The sample application does not provide user-sign-on, so I created a user manually in the Cognito console, also created a group1 group and added the user to it, so we can see if the group check on the GraphQL API works as expected.

Users created in Cognito start in a state that requires them to change their password, which is good practice for a production system, but represented me with the problem on how to activate the user. The amplify documentation did not provide information on the flow of API calls to use, so I ended up temporarily adding the amplify-vue component just to change the password once. Again: Cognito and amplify are probably great if you want to secure access to all your AWS services. But it comes with a significant learning investment that is not justified if all you need is a simple JWT token.

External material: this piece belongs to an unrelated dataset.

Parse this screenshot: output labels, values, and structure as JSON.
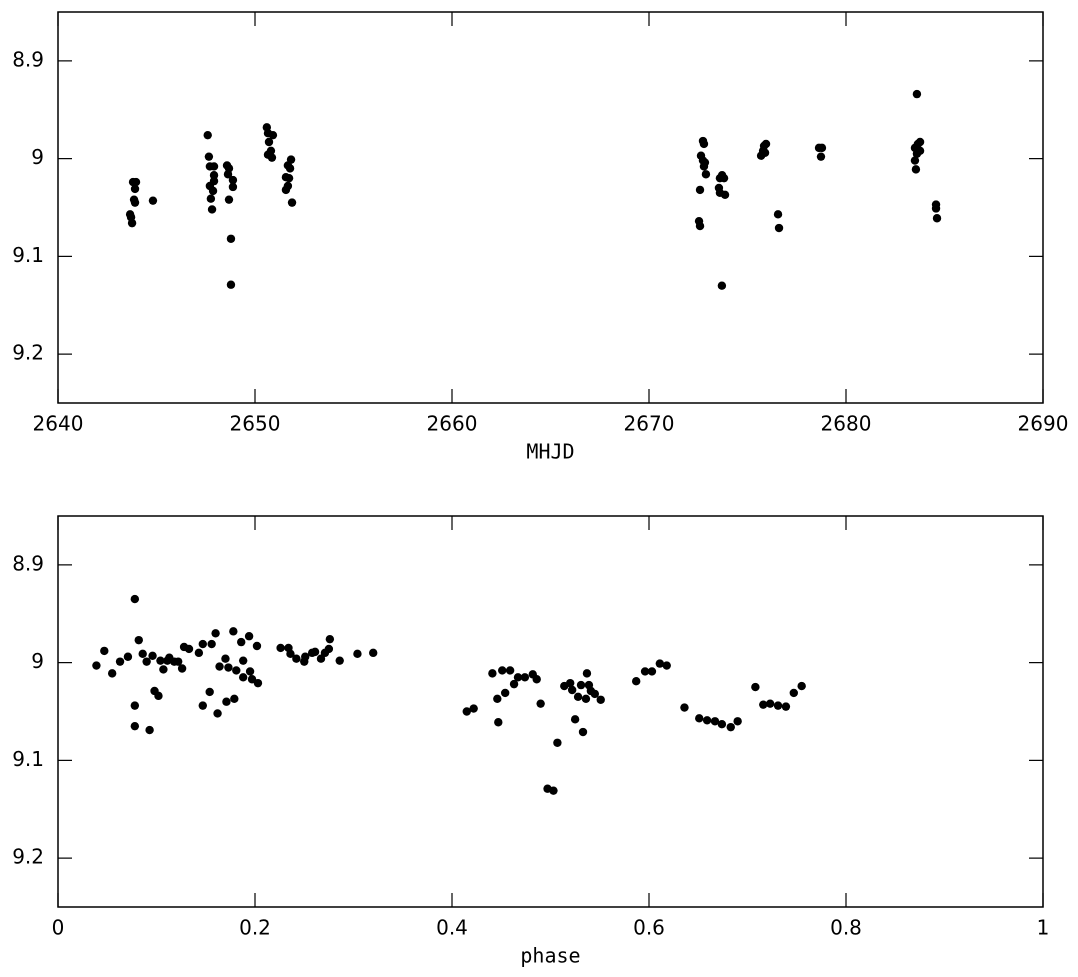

Once amplify / Cognito / user-pool is configured, using the API is surprisingly simple and convenient:

import Amplify, { Auth } from 'aws-amplify'
import awsconfig from '@/aws-exports'

Amplify.configure(awsconfig)

export default {
  login(username, password) {
    return Auth.signIn(username, password)
  },
  logout() {
    return Auth.signOut()
  },
}

Both, signIn() and signOut() return promises, which makes using them in modern web frameworks easy.

Round-up

Coming from a Java and REST background, I did have some reservations about GraphQL, but the flexibility it offers to the client and the ease of use provided by GRANDstack did surprise me. One could probably go even a step further and use the React-GraphQL or Vue-GraphQL components, but I’m not yet ready to put (data)-queries into UI components.

Building the demo application was fun, you can check out the code at Github. I might even add more features in the future.